夜獣2-Paradise Lost-
「生が儚いモノだと気付いたのは、この星に来てから」

渚がゆっくりと語り始める。

「幾年もの時を得て生と死を見てきました」

「最初は、関係のない世界だと思っていました。調査を終えた上で宇宙船さえ直れば帰れるのですから」

「しかし、宇宙船は直らないまま、世界に足を踏み入れてしまったんです」

「優しくしてくれた人もいました。時には身体が目当ての人もいました。
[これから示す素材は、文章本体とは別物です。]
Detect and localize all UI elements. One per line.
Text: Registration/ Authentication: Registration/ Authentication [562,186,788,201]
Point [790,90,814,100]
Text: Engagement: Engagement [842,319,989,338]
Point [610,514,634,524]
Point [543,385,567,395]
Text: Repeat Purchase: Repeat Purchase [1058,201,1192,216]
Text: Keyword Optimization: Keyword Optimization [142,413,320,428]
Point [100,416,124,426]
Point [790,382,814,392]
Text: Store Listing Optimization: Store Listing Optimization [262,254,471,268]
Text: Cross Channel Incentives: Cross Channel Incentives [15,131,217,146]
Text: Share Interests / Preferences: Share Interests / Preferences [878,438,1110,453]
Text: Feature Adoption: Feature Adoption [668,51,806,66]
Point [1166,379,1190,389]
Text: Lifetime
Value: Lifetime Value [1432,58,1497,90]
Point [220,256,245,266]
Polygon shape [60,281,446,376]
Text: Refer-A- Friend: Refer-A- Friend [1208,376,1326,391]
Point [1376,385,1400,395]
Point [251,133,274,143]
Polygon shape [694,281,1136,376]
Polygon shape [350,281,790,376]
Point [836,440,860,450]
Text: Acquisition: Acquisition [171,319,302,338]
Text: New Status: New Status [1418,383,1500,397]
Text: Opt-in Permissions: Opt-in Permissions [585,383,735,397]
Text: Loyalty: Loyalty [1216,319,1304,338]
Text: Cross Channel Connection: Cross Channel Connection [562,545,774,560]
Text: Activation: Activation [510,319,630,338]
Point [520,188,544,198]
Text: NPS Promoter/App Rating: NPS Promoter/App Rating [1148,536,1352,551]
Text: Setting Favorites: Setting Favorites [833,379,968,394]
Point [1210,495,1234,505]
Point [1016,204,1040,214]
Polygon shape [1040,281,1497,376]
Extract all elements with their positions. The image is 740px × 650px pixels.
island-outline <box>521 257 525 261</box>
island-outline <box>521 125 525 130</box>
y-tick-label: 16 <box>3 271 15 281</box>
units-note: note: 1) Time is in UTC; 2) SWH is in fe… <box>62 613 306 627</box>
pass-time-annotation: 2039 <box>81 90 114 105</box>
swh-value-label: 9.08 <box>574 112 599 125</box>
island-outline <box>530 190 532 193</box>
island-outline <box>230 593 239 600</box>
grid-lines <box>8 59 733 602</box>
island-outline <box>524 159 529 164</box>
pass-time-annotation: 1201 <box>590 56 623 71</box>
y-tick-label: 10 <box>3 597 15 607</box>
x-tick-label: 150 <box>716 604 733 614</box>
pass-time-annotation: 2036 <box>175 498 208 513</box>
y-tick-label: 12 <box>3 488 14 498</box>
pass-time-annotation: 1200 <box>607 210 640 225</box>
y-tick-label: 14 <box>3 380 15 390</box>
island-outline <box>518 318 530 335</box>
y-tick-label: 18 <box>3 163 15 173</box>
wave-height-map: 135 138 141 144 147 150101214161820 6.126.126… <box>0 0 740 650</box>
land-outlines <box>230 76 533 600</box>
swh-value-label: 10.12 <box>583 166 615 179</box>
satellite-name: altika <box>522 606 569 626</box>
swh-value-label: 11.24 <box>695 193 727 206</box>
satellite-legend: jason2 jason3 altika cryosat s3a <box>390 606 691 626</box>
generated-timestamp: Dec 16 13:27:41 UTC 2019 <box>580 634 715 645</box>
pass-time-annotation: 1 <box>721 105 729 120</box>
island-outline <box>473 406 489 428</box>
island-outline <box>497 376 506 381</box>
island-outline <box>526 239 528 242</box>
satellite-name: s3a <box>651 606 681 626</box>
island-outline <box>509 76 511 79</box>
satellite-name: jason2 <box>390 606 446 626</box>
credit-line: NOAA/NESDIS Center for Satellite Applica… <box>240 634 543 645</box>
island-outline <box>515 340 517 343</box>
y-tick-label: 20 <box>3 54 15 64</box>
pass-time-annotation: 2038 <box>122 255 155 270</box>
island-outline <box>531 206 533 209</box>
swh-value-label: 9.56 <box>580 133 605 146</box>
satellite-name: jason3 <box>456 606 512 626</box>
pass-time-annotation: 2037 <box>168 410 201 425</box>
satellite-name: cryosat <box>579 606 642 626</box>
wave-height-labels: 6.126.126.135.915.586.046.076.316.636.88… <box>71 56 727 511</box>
ですが、誰にもあるのが死という避けられない定め」

「どんな事情であれ、寿命の短い人々は私よりも先に死んで行きました」

「それは、他人だけではなく、私の子孫達も然り」

「きっと、そんな人々の死を見てきたので、自然と染み付いた物なのかもしれません」

最後に僕に見せたのはぎこちない笑顔だ。

「そうか」

人々の死を見るのは孤独を避けるためだ。

死が嘆き悲しむ物であるのなら、一人になれば見なくて済む。

渚は孤独にはなれなかった。

それも、悲しい事であり、辛い事だからだ。

話によれば、最初から渚は孤独を恐れていた事になる。

孤独を感じないというのであれば、人と関係を持つ事無く生きて行けばいい。

ラヴィヌスという名からすれば、妥当なところだろう。

一人では誰かを愛するという行為は出来ないのだからな。

だが、それだけではない。

長年生きてこれば、奇麗事だけでは治まらない事が多々ある。

嫉妬、裏切り、様々な出来事に遭遇する事となる。

見たところ、渚には感情がある。

嬉しい事よりも、悲しい事のほうが多い生き方をしてきたのかもしれない。

「お待たせいたしました!」

辛気臭さが漂う空間に、黒髪がメスを入れた。